Anyone working with coil or web processing lines will be familiar with the phenomenon of tight-loose-edge in rolled strip. This is fundamentally caused by transverse tension differential across the web width.
During production, non-uniformity does not only originate at the die or extrusion head. As the material travels over rollers under tension, any misalignment between adjacent rollers creates a trapezoidal geometry rather than a parallel path. In addition, oscillations of edge guiding systems (EPC frames) further contribute to uneven transverse stress distribution. The result is an inherent transverse tension imbalance, where the left and right sides of the web are subjected to different tensile forces.
Although finished coils often appear visually straight and well-wound, the internal transverse tension differential remains locked within the roll. When the coil is later mounted on the next process line and unwound, this hidden imbalance frequently manifests as web misalignment, edge waving, or coil collapse.
As a downstream user of the coil, one has virtually no control over the original tight-/loose-edge condition. However, by installing a transverse tension balancing roller immediately after the unwind station, it becomes possible to quantitatively characterize the severity of the problem. A tilt-angle sensor measures the oscillation angle of the balancing roller under transverse tension differences and outputs this data to the host system.
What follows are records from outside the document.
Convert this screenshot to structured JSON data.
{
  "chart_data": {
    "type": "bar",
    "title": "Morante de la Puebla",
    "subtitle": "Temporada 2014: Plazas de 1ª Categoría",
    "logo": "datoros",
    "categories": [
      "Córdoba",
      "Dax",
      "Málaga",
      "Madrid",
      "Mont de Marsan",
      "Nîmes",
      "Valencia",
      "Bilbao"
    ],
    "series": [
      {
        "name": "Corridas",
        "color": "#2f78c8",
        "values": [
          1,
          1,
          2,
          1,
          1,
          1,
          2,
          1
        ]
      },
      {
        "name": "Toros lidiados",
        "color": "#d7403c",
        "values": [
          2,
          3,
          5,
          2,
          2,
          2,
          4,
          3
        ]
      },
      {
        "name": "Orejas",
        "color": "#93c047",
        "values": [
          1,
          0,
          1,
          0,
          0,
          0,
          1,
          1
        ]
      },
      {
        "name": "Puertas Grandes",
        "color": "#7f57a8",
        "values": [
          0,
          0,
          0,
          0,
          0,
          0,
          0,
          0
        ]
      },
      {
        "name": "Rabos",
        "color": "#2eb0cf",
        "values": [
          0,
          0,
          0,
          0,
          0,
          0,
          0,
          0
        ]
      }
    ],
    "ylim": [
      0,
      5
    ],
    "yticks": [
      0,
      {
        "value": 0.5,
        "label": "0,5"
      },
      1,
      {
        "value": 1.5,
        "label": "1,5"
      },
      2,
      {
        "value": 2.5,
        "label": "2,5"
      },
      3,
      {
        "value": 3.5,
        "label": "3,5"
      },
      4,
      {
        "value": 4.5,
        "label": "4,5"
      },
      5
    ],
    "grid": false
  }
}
By plotting material displacement (x-axis) against roller tilt angle (y-axis), and applying statistical indicators, operators can readily evaluate:
1、the consistency of a single coil from lead to tail,
2、the uniformity across coils within the same batch,
3、and even compare consistency between different batches.
These measurements provide clear, actionable references for process optimization. More importantly, they clarify the interaction between web material behavior and equipment dynamics, turning vague, experience-based judgments into quantifiable, visible data. The lateral tension balancing roller operates on a seesaw principle: when tension differs between the two sides of the web, the roller automatically tilts until equilibrium is restored. Sensitivity can also be deliberately configured, allowing the roller to respond differently depending on the magnitude of the transverse tension differential.